Let f: [1/2, 1] → R (the set of all real numbers) be a positive, non-constant and differentiable function such that f'(x) < 2f(x) and f(1/2) = 1. Then the value of ∫(1/2)^1 f(x)dx lies in the interval (2e⁻¹, 2e), (e⁻²/2, e⁻¹), (e⁻¹, 2e⁻¹), (0, e⁻²/2)

Given that f'(x) < 2f(x)
We have f'(x) - 2f(x) < 0
Multiplying by e⁻²ˣ, we get
e⁻²ˣf'(x) - 2e⁻²ˣf(x) < 0
This can be written as
d/dx(e⁻²ˣf(x)) < 0
Integrating from 1/2 to 1, we have
∫(1/2)^1 d/dx(e⁻²ˣf(x)) dx < ∫(1/2)^1 0 dx
e⁻²ˣf(x)^1 < 0
e⁻²f(1) - e⁻¹f(1/2) < 0
e⁻²f(1) - e⁻¹ < 0
e⁻²f(1) < e⁻¹
f(1) < e
Also, since f(x) is positive and f'(x) < 2f(x), we have
∫(1/2)^1 f(x) dx > 0
Let I = ∫(1/2)^1 f(x) dx
Since f(1/2) = 1 and f(x) is positive, we can say that f(x) is approximately 1 in the interval [1/2, 1].
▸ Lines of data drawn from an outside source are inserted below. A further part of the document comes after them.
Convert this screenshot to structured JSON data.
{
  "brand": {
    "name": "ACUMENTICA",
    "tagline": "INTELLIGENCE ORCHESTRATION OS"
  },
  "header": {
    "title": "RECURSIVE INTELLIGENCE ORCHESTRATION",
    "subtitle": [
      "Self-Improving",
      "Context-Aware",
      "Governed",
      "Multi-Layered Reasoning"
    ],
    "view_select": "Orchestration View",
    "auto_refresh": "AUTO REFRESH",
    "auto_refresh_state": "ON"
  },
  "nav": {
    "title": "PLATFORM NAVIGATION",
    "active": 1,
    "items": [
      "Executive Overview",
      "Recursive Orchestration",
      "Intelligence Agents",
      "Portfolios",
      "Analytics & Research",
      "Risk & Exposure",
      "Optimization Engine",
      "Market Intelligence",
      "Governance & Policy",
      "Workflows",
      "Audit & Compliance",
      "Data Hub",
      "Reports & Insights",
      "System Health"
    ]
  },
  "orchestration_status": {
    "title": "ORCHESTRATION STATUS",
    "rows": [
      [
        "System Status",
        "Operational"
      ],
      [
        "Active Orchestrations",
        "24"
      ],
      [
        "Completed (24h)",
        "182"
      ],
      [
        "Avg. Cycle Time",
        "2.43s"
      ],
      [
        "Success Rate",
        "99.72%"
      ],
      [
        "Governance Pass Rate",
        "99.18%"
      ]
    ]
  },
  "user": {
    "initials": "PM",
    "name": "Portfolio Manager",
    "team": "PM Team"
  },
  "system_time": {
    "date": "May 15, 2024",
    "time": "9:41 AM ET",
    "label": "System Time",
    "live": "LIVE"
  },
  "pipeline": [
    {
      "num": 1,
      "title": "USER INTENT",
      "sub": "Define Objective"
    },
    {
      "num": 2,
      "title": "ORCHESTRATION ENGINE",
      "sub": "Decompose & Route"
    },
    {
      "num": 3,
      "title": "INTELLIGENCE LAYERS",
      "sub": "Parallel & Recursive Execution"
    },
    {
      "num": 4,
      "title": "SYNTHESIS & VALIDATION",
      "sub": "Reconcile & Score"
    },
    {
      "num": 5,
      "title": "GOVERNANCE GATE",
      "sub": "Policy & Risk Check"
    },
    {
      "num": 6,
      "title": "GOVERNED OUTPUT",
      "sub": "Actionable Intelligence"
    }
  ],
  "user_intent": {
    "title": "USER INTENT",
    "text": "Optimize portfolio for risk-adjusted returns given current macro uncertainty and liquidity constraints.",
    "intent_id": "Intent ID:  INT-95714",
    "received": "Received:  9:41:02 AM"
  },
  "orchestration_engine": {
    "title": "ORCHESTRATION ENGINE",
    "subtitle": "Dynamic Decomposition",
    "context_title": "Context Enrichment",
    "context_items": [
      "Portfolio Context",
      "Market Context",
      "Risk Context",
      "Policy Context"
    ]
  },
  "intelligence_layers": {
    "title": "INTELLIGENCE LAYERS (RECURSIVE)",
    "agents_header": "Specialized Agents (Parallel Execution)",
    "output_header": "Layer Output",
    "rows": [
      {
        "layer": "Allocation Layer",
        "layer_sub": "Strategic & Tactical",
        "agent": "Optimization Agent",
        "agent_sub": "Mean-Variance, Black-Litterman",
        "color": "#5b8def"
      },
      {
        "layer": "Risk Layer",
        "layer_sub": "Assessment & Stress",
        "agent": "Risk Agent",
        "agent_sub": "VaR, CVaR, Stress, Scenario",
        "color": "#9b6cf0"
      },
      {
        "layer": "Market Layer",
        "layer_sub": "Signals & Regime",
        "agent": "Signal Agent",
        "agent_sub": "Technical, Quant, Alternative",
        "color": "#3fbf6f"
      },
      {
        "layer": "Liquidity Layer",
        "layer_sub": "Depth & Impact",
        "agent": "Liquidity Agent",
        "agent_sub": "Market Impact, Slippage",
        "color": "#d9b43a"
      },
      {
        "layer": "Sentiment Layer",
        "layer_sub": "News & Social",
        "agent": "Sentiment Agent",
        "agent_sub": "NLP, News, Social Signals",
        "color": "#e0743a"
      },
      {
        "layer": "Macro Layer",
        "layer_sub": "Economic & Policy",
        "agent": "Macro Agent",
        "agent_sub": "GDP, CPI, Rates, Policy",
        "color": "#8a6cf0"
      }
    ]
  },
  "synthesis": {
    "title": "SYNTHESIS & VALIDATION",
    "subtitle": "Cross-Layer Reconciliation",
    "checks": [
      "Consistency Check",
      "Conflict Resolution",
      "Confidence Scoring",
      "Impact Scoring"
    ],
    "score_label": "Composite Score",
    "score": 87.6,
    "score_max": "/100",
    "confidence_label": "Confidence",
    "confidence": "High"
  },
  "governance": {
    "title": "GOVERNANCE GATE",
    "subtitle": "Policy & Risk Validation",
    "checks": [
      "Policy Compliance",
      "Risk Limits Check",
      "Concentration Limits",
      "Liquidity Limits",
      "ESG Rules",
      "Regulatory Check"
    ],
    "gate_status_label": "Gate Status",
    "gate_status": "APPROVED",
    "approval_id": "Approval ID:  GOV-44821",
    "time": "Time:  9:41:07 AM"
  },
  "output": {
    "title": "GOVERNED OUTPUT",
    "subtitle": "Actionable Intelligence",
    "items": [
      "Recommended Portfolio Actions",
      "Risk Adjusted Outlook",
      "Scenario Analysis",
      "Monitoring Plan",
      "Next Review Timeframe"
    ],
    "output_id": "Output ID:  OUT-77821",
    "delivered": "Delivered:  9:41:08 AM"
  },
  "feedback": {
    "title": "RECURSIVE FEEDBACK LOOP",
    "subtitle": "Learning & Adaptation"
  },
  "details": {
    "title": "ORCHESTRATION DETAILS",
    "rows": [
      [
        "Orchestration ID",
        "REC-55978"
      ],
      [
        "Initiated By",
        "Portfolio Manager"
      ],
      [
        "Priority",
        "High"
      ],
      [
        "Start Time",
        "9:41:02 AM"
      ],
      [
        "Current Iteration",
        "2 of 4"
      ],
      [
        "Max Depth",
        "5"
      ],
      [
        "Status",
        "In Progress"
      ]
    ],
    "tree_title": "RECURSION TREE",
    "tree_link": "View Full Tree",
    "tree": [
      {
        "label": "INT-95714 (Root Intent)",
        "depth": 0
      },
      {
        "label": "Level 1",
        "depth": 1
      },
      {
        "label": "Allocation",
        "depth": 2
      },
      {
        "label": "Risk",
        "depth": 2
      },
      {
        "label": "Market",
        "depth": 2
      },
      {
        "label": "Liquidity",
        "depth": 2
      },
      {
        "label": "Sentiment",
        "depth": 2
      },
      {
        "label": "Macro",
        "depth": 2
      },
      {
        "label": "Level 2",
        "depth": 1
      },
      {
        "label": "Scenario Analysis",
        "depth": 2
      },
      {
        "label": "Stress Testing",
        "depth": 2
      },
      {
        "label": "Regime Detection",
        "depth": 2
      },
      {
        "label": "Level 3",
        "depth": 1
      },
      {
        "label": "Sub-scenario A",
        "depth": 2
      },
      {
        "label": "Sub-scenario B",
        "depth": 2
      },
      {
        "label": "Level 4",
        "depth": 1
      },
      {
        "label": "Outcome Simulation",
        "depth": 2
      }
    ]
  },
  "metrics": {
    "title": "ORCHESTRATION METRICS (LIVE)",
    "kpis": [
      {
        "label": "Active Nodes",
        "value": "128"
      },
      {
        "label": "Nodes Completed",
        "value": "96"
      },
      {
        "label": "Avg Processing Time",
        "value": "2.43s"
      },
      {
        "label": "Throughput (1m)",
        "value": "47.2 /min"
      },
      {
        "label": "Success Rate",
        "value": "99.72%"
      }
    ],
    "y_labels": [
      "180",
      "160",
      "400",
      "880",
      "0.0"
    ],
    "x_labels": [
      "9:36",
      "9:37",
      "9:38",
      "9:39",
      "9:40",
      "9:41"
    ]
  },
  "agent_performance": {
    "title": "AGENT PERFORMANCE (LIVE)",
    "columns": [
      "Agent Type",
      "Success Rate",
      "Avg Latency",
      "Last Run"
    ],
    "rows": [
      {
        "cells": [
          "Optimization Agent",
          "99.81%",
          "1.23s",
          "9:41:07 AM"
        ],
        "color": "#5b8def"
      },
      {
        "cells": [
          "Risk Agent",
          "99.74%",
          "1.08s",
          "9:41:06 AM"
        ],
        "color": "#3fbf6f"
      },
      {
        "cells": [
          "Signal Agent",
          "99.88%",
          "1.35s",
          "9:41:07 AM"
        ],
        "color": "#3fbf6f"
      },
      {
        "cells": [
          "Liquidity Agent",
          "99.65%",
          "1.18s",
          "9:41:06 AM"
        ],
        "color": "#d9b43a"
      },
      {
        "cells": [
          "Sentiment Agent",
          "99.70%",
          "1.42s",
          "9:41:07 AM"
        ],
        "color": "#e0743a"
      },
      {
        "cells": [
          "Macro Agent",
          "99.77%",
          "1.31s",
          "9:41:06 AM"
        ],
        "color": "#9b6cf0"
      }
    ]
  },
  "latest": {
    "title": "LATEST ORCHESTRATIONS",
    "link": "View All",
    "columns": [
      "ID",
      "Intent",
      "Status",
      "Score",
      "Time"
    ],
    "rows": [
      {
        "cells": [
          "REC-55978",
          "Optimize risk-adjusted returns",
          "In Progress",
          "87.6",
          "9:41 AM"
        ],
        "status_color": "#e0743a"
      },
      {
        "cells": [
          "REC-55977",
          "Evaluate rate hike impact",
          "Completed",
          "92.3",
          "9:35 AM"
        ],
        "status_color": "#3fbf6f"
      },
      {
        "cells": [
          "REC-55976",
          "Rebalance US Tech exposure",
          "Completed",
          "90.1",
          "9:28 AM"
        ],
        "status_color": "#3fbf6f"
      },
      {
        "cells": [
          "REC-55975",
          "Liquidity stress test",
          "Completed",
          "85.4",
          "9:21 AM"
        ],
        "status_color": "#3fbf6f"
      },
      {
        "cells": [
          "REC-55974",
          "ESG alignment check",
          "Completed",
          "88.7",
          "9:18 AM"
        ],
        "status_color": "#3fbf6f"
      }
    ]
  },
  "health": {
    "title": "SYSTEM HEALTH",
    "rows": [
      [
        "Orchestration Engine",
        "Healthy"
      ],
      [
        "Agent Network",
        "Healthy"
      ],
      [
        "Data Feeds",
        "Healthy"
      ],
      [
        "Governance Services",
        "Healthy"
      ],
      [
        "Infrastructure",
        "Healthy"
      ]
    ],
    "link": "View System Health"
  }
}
Therefore, I ≈ ∫(1/2)^1 1 dx = 1/2
Also, we have f(1) < e
Then, I = ∫(1/2)^1 f(x) dx < ∫(1/2)^1 e dx = e/2 ≈ 1.359
Since f(x) is a positive function and I > 0, and I < e/2, we can conclude that I lies in the interval (0, e/2).
However, since f(1/2) = 1 and f'(x) < 2f(x), the value of f(x) will be less than e in the interval [1/2,1].
Therefore, the value of ∫(1/2)^1 f(x) dx will lie in the interval (e⁻¹, 2e⁻¹).